Elements of a PartnershipBackman v. Canada, 2001 SCC 10,  1 SCR 367
In a very short time a group of Canadians took assignment of a apartment complex under construction from a US partnership and sold the interest back to the same US partnership. The flip was intended to generate accounting losses for the Canadian group.
Iacobucci and Bastrache JJ write for a unanimous Court that the Canadian group cannot apply these accounting losses against income from other sources, because they are not a partnership at law. The appellants did not intend to carry on business with a view to profit; the alleged partnership was an empty shell.

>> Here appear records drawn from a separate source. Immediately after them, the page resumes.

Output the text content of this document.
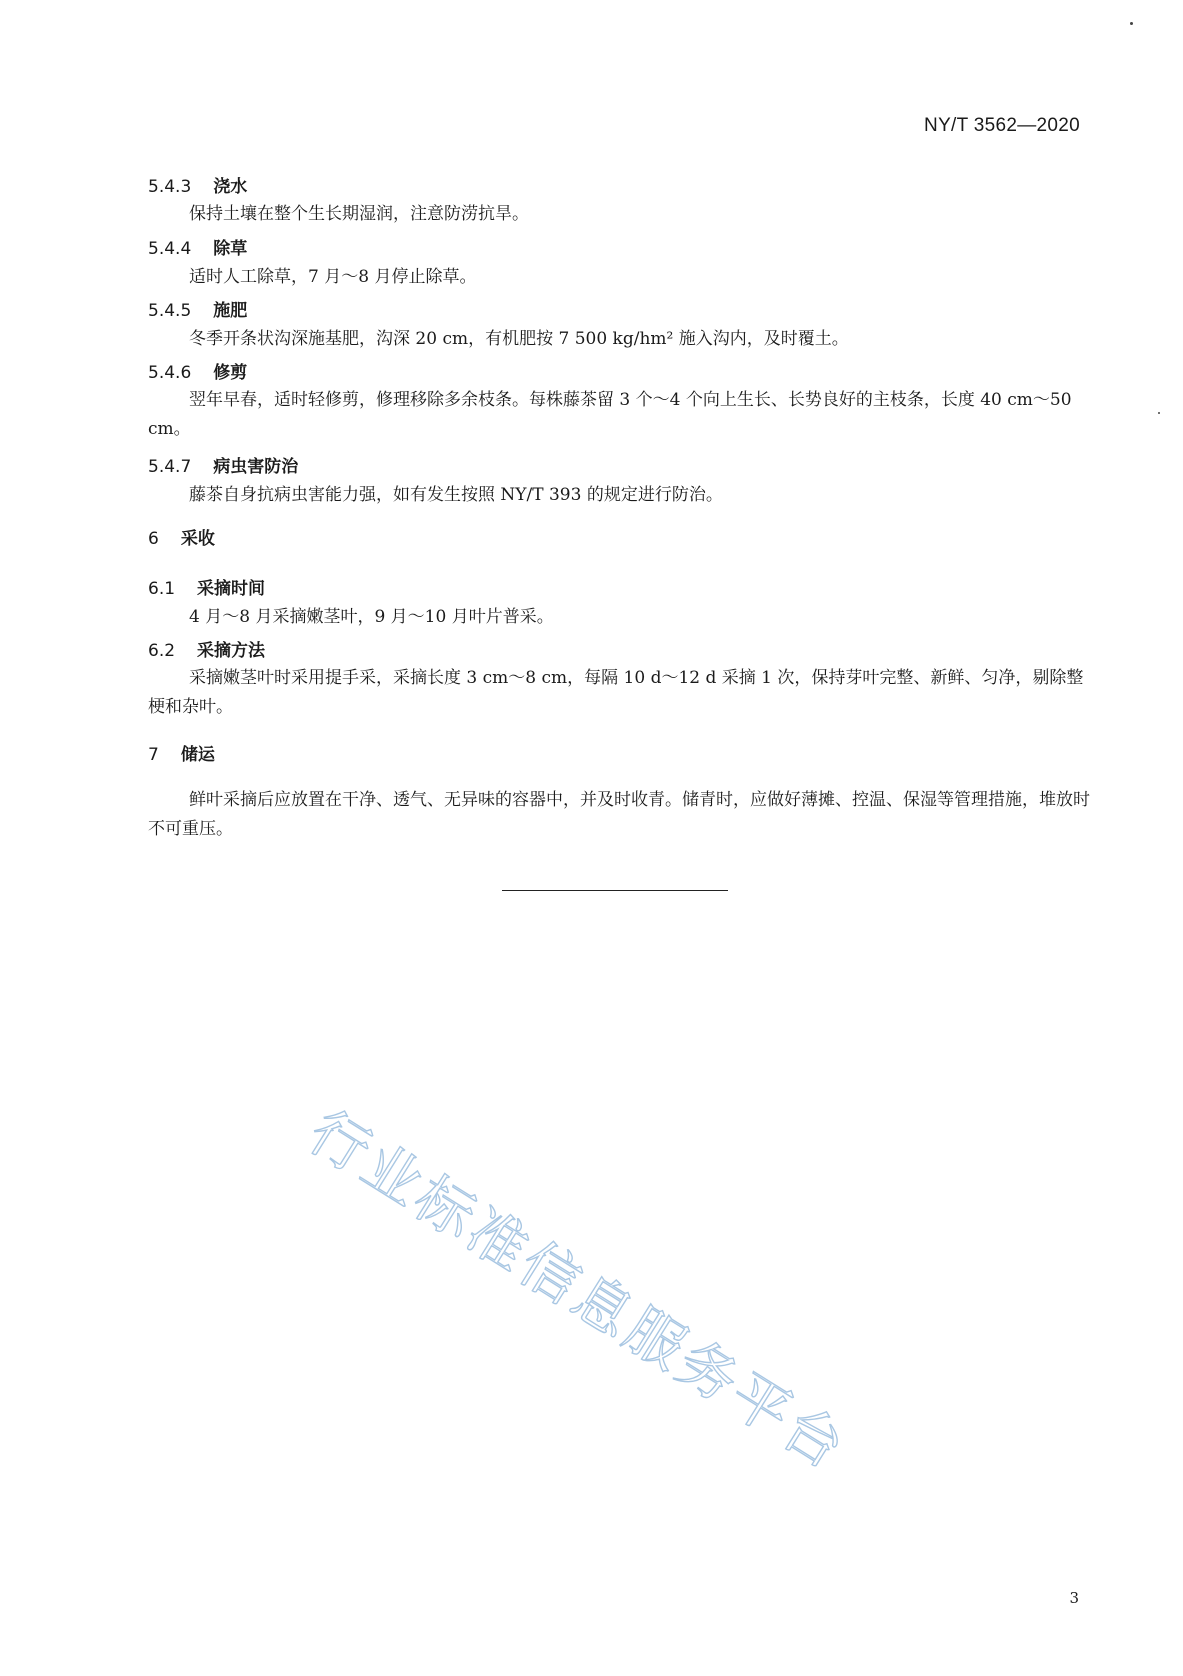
NY/T 3562—2020
5.4.3 浇水
保持土壤在整个生长期湿润，注意防涝抗旱。
5.4.4 除草
适时人工除草，7 月～8 月停止除草。
5.4.5 施肥
冬季开条状沟深施基肥，沟深 20 cm，有机肥按 7 500 kg/hm² 施入沟内，及时覆土。
5.4.6 修剪
翌年早春，适时轻修剪，修理移除多余枝条。每株藤茶留 3 个～4 个向上生长、长势良好的主枝条，长度 40 cm～50 cm。
5.4.7 病虫害防治
藤茶自身抗病虫害能力强，如有发生按照 NY/T 393 的规定进行防治。
6 采收
6.1 采摘时间
4 月～8 月采摘嫩茎叶，9 月～10 月叶片普采。
6.2 采摘方法
采摘嫩茎叶时采用提手采，采摘长度 3 cm～8 cm，每隔 10 d～12 d 采摘 1 次，保持芽叶完整、新鲜、匀净，剔除整梗和杂叶。
7 储运
鲜叶采摘后应放置在干净、透气、无异味的容器中，并及时收青。储青时，应做好薄摊、控温、保湿等管理措施，堆放时不可重压。
行业标准信息服务平台
3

The Canadians engaged in the transaction for tax planning purposes. In attempting to make use of partnership losses the appellants suggest that they became partners of a business. The allowance of a deduction depended on if a partnership had been created.

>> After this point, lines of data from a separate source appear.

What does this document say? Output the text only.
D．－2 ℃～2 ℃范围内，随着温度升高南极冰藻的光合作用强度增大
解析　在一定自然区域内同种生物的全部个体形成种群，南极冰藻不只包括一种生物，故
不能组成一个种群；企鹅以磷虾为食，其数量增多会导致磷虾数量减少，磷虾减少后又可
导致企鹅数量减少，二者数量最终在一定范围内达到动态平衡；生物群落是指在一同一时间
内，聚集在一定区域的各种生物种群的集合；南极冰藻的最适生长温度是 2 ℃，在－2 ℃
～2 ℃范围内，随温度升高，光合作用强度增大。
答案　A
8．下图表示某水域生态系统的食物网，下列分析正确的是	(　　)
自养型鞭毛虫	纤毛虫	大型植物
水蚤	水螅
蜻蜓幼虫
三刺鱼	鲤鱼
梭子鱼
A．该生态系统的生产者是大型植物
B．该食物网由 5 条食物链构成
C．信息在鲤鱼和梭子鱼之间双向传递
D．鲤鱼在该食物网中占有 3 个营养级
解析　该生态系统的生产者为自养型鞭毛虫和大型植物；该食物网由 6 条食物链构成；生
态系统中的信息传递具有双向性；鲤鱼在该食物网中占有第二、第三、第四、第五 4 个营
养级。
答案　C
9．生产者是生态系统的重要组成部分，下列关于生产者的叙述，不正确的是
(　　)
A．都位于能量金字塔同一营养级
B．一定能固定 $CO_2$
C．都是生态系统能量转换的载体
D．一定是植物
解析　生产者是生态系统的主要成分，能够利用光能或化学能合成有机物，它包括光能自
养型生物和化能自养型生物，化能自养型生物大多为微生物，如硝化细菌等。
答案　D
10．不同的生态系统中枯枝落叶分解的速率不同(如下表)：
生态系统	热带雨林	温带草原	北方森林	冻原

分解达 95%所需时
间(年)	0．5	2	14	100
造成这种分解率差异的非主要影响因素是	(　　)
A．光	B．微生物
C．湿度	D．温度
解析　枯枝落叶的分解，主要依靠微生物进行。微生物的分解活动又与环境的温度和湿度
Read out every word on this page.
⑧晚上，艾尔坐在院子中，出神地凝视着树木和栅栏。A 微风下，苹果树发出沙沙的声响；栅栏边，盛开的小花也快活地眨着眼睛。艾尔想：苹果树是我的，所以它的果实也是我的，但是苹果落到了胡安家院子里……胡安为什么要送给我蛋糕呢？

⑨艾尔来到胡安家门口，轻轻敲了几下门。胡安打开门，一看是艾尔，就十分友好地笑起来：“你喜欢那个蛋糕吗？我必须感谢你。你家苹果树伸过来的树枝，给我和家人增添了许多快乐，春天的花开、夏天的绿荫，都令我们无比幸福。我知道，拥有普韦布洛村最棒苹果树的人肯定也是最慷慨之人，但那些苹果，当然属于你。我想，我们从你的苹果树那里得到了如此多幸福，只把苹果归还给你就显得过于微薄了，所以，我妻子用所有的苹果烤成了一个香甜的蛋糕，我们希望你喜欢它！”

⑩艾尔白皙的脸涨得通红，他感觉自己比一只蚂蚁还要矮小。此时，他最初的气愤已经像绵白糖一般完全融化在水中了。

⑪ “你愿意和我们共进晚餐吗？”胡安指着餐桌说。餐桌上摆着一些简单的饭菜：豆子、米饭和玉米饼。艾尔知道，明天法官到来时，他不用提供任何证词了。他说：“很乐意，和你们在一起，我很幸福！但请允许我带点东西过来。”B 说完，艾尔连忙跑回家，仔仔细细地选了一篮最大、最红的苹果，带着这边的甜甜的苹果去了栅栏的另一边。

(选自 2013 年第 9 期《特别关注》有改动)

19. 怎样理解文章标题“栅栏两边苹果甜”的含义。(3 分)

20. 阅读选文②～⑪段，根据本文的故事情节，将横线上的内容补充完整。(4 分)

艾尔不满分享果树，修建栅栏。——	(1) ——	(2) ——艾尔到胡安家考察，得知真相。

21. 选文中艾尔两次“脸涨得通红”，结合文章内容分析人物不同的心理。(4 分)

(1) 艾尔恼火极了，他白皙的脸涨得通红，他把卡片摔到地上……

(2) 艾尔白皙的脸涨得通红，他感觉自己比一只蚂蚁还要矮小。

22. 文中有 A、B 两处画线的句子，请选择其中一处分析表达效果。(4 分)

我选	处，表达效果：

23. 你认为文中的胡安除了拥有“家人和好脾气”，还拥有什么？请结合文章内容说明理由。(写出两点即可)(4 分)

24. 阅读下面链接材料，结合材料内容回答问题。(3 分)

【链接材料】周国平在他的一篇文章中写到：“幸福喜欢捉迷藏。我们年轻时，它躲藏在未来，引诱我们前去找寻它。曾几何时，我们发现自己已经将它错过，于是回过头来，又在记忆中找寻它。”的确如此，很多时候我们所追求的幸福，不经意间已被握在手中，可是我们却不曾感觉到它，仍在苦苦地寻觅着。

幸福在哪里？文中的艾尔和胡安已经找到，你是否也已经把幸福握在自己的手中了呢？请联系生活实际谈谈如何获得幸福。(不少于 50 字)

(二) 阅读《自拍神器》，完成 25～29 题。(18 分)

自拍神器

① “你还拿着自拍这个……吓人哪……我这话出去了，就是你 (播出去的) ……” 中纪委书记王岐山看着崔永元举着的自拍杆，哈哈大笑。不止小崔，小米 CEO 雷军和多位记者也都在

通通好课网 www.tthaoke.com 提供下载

The provincial partnership Acts in Canada are based off of 1980 UK Partnership Act. The Court refers to Continental Bank (1988) SCC, in defining a partnership by three necessary elements: (1) A business (2) carried on in common (3) with a view to profit. In this case there was a business carried on in common, but no view to a profit.
A business is understood as any trade, occupation or profession. Blacks Law Dictionary defines carrying on a trade or business as holding ones self out to others as engaged in the selling of goods or services. Notably, business can exist for a single transaction. There has to be a substantive intention to carry on business.

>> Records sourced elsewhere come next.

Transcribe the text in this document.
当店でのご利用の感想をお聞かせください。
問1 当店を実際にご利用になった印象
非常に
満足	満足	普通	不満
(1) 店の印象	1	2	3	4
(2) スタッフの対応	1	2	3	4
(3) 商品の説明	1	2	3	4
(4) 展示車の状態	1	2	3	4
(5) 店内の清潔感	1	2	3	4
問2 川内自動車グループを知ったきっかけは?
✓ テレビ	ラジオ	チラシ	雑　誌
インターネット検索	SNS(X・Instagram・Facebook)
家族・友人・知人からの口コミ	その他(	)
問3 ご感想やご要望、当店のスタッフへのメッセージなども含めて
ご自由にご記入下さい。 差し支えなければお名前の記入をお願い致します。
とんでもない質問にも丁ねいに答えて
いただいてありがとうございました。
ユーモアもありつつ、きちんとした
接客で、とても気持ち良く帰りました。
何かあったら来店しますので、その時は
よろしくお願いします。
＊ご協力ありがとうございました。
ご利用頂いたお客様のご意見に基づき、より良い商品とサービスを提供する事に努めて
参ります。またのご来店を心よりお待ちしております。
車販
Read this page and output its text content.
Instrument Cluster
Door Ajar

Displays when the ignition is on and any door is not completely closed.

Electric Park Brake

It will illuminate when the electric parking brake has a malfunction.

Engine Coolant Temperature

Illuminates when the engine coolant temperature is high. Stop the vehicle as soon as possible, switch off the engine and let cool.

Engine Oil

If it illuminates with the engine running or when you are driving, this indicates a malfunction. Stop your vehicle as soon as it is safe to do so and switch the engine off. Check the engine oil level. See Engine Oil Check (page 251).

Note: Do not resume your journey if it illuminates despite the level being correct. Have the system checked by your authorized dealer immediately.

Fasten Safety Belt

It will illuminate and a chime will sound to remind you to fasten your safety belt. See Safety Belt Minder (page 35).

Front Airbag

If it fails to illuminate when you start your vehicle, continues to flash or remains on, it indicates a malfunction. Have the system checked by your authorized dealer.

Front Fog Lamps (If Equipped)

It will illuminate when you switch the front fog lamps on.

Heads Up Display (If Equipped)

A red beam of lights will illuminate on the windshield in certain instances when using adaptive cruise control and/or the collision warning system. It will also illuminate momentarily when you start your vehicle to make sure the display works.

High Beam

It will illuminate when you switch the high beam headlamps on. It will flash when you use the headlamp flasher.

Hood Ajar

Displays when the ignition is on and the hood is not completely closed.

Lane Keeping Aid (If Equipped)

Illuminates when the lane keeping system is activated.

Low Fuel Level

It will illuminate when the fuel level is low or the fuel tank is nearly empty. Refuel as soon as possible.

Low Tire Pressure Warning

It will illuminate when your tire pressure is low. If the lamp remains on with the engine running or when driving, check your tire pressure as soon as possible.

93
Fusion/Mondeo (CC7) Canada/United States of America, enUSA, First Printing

The Court cites Lindley and Banks on Partnership for the proposition that the management of a business by one partner does not alone mean that the business is not carried out in common. Intention to carry on business considers the contribution of skill, knowledge, assets, interest in property, and sharing of profits and losses.
(2)View to profit
The court comments that there is an important distinction between motivation and intention. Motivation is that what compels action. The existence a tax planning as motivation does not derogate from the validity of transactions for tax purposes or formation of a partnership for tax purposes.
To be considered a partnership there must still be an intention to make profit; whether or not tax was a motivation. The intention to make profit is sufficiently met if its purpose is even ancillary. The Court states at paragraph 25 “. . . regard must be paid to the true contract and intention of the parties as appearing from the whole facts of the case. This should not be a mechanical application, rather evidence of context should be considered.” In this investigation “the Court should not adopt a purely quantitative analysis” The law does not require a net gain over a certain period of time to constitute a view for profit. In this case the Appellants had no long-term view to earn income.
Where a Canadian taxpayer wishes to apply losses from a foreign partnership the essential elements of a partnership under Canadian law must be met.